Books

Beloved Pultizer Prize-Winning Poet Mary Oliver Has Died At Age 83

by Kerri Jarema
Kevork Djansezian/Getty Images News/Getty Images

Pulitzer Prize and National Book Award-winning poet Mary Oliver has died at the age of 83. According to an article on the San Francisco Chronicle's website, Bill Reichblum, Oliver's literary executor, says she died Thursday, Jan. 17 at her home in Hobe Sound, Florida. The cause of death was lymphoma.

Oliver was the author of more than 15 poetry and essay collections, and was well-known for her love of the outdoors and animals, along with her joyous takes on life and the world. Her work is said to have a signature simplicity, and Oliver believed that "Poetry, to be understood, must be clear." According to NPR, Oliver once said in an interview, "It mustn't be fancy. I have the feeling that a lot of poets writing now, they sort of tap dance through it. I always feel that whatever isn't necessary should not be in the poem."
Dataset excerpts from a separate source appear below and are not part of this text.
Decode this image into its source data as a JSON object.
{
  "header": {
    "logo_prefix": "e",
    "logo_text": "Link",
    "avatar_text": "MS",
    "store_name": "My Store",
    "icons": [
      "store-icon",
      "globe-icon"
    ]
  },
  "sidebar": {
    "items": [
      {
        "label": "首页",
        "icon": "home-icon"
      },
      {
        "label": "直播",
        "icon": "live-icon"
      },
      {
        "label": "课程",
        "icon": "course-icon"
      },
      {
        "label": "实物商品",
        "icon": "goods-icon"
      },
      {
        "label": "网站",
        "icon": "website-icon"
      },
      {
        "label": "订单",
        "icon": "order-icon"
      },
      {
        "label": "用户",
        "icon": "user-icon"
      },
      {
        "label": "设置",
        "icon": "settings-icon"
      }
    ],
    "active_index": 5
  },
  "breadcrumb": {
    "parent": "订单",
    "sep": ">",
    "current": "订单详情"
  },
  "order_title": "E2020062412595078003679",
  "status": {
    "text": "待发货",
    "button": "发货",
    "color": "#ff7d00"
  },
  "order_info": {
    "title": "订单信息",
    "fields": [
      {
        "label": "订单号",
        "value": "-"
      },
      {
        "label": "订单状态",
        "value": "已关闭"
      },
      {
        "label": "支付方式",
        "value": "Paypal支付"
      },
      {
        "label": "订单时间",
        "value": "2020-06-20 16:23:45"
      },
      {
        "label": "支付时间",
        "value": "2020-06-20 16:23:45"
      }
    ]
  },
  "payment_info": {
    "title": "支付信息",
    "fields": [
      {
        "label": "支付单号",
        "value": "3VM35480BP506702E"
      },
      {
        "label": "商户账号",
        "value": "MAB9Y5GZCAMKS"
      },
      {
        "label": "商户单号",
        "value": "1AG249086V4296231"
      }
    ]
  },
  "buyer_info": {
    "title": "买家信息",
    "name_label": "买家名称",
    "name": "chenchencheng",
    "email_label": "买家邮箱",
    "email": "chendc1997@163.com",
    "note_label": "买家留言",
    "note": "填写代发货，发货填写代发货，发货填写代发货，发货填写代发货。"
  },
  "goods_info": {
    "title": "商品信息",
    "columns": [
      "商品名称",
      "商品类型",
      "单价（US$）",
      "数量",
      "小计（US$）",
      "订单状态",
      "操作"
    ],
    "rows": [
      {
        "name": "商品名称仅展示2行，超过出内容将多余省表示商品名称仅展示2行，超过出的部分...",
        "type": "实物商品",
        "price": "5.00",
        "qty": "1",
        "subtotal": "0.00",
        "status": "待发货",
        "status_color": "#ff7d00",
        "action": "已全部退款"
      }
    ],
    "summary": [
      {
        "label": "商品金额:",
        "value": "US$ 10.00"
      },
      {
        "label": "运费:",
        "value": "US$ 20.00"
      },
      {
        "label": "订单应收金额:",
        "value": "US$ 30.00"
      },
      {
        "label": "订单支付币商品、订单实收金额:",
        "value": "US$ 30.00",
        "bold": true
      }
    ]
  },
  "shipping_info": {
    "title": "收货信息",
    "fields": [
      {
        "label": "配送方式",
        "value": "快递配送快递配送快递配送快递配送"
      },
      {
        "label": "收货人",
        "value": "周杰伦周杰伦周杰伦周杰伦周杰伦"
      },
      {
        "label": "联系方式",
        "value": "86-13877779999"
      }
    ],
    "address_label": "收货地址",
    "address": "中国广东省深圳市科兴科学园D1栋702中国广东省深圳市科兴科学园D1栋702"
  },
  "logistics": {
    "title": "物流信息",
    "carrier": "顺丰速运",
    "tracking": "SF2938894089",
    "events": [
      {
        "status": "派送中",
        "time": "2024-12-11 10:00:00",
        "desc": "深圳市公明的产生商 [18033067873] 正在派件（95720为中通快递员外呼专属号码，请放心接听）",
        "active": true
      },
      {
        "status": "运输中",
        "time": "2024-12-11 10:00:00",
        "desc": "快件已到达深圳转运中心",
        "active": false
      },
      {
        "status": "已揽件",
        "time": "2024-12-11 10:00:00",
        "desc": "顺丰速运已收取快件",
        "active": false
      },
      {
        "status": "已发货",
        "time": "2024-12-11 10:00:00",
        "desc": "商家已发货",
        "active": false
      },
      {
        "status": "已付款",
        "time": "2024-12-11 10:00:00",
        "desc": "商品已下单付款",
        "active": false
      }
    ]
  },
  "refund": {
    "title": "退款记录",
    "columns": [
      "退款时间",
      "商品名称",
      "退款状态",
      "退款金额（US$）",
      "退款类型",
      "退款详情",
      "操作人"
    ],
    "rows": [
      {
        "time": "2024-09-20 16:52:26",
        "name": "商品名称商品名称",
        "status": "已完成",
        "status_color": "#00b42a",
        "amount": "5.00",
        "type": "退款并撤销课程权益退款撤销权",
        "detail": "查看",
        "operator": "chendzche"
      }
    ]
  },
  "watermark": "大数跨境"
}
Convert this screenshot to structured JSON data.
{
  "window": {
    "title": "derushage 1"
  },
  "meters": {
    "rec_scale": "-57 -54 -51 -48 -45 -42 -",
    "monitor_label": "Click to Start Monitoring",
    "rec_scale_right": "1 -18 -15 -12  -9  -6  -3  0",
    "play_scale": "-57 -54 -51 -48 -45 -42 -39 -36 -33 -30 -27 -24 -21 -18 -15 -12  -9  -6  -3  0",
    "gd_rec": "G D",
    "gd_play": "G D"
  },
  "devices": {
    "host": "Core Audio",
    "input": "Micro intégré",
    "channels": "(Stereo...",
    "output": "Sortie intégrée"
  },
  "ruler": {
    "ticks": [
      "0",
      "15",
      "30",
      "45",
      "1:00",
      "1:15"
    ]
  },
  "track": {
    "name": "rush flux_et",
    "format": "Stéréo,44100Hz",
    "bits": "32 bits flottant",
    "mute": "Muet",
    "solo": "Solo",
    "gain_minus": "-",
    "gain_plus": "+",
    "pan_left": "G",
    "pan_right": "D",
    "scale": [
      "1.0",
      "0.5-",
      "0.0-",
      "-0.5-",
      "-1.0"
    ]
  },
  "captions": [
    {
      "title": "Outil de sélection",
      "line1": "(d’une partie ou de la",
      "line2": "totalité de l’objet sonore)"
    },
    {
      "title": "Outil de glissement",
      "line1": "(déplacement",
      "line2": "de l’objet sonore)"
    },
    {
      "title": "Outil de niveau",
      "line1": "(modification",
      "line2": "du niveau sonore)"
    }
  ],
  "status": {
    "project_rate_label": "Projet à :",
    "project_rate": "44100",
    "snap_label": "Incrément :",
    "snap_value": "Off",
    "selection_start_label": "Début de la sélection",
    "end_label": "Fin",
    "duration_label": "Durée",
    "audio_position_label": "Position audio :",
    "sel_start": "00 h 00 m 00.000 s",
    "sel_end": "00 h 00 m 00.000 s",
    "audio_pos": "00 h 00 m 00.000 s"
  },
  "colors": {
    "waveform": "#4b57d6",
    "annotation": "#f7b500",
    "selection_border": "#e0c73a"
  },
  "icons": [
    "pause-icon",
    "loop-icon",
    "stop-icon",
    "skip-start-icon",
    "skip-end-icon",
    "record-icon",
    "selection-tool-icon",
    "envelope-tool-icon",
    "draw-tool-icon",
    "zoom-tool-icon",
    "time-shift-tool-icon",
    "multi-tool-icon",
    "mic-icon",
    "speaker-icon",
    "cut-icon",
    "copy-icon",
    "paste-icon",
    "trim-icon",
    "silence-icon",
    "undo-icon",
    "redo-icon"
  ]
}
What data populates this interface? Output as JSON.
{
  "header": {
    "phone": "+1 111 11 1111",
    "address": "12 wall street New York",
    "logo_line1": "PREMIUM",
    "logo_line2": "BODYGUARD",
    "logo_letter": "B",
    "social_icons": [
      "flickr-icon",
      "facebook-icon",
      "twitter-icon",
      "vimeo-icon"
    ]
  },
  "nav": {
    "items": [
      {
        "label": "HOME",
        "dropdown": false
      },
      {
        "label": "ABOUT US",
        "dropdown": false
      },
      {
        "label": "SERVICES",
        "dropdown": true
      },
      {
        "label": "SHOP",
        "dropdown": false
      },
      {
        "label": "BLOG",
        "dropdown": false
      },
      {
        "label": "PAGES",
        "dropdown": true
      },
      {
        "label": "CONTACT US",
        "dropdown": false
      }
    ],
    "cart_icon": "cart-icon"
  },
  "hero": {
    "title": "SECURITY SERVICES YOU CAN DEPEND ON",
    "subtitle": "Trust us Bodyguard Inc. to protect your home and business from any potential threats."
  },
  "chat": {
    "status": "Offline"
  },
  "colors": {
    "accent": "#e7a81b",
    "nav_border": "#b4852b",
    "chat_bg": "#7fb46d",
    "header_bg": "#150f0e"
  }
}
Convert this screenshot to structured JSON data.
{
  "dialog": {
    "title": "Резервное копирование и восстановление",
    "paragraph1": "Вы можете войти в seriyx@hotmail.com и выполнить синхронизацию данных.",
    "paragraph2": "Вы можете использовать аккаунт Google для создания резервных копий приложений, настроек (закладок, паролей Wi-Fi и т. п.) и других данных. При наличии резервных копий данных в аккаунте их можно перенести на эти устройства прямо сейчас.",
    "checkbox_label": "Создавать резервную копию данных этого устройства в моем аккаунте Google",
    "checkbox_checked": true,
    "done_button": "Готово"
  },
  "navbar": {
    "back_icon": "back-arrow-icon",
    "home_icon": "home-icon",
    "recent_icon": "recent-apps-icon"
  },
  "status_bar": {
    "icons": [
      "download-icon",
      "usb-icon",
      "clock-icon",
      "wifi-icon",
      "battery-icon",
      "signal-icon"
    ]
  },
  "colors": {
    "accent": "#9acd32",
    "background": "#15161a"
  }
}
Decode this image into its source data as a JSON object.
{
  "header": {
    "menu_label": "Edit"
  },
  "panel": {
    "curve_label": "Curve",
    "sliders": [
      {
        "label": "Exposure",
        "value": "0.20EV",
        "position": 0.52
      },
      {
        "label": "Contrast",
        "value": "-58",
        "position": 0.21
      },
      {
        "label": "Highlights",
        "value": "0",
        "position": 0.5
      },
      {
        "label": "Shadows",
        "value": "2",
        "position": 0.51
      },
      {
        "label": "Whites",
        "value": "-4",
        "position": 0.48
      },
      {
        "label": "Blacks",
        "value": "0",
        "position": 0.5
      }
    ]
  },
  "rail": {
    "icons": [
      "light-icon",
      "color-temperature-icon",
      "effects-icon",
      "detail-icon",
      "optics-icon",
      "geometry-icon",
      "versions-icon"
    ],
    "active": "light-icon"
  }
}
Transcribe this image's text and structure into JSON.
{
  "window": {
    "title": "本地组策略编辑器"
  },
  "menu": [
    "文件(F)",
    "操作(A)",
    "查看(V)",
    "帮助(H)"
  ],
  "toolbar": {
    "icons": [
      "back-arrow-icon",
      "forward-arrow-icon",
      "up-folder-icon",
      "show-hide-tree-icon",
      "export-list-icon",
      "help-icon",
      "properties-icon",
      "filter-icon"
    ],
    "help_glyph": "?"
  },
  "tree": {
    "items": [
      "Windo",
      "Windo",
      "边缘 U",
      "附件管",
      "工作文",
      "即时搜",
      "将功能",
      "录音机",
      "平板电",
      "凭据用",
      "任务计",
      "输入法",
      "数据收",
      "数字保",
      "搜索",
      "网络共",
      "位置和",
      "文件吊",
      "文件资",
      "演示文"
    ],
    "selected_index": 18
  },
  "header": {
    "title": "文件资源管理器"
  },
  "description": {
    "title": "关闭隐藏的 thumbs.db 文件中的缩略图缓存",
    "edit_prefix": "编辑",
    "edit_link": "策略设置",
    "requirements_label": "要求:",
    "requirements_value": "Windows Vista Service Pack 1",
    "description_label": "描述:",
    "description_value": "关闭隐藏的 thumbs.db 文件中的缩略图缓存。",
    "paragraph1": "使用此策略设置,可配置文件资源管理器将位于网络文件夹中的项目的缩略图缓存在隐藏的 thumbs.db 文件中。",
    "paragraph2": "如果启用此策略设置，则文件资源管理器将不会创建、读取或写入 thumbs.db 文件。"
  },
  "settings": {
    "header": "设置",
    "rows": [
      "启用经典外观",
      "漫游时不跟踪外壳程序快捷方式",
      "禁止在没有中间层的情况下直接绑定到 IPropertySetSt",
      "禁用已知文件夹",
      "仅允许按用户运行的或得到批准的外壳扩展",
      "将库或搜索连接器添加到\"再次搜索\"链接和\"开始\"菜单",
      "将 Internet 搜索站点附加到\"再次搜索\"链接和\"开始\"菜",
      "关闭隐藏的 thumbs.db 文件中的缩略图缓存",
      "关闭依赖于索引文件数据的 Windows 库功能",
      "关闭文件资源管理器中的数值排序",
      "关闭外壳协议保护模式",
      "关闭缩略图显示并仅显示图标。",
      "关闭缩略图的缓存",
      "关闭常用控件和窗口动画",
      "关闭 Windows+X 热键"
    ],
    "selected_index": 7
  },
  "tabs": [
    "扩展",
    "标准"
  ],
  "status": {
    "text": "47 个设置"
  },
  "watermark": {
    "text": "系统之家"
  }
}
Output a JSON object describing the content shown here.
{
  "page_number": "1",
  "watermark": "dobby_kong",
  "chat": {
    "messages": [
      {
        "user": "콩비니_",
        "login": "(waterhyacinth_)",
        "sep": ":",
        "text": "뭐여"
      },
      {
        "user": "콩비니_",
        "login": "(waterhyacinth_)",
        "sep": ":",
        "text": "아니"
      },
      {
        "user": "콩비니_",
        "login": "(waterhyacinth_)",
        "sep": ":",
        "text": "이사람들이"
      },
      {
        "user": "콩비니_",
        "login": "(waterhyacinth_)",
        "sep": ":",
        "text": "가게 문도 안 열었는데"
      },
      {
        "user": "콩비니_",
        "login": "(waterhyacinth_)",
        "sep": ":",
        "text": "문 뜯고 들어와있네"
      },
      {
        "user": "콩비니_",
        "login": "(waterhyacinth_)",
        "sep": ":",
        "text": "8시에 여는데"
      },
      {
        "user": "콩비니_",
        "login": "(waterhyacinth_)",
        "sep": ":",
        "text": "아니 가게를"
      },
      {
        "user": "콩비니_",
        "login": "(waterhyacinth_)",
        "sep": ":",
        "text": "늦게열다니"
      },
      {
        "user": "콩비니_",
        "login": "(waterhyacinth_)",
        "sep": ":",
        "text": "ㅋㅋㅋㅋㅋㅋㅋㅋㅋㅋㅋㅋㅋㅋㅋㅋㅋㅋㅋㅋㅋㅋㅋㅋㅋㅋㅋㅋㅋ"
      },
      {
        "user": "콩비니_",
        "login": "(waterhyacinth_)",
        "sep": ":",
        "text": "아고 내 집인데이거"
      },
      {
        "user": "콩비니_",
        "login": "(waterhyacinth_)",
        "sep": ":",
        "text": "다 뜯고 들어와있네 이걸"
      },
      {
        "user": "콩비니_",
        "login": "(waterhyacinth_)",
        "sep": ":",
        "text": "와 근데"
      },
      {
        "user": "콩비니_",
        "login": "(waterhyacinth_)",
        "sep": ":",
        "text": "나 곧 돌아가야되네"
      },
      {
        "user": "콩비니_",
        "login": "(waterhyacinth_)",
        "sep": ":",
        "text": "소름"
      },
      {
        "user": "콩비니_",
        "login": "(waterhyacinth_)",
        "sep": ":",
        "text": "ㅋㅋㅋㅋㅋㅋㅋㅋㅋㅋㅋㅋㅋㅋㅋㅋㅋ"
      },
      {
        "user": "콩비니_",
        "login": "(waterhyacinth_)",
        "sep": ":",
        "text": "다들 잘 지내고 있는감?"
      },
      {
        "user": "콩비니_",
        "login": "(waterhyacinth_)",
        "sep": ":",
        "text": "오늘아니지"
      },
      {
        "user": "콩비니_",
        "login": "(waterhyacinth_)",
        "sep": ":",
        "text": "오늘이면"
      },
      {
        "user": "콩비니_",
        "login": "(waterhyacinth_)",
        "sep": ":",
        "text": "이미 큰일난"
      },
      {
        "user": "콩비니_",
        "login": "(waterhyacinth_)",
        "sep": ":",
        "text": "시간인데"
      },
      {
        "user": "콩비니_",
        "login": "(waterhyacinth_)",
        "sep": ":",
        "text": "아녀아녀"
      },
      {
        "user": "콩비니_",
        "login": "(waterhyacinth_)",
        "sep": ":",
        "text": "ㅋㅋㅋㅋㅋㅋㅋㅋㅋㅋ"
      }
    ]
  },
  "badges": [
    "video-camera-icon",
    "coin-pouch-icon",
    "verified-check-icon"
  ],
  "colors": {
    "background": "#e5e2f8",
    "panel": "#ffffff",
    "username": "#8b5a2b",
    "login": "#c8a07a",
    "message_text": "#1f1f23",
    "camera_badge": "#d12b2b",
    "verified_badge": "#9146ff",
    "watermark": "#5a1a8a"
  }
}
Oliver was born in Maple Heights, Ohio on Sept. 10, 1935. Her childhood was marred by a sexually abusive father and a neglectful mother, and Oliver turned to both poetry and nature as refuge. As a young poet, Oliver was said to be deeply inspired by fellow poet Edna St. Vincent Millay, and as a teen Oliver briefly lived in Millay's home, where she helped the poet's family sort through the papers she left behind after her death in 1950. In the mid-1950's Oliver attended both Ohio State University and Vassar College, though she never received a degree.

Her first collection of poems, No Voyage, and Other Poems, was published in 1963, the beginning of a prolific career that would see her work honored with a Pulitzer Prize, a National Book Award, an American Academy of Arts & Letters Award, a Lannan Literary Award, the Poetry Society of America’s Shelley Memorial Prize and Alice Fay di Castagnola Award, along with fellowships from the Guggenheim Foundation and the National Endowment for the Arts, among others. Oliver also held the Catharine Osgood Foster Chair for Distinguished Teaching at Bennington College until 2001.

In her 2006 poem, "When Death Comes," Oliver writes:

When it's over, I want to say all my life I was a bride married to amazement. I was the bridegroom, taking the world into my arms.
When it's over, I don't want to wonder if I have made of my life something particular, and real.
I don't want to find myself sighing and frightened, or full of argument.
I don't want to end up simply having visited this world.

And in this, one thing is certain: the work of Oliver's "one wild and precious life" will no doubt have an impact on readers and writers for generations to come.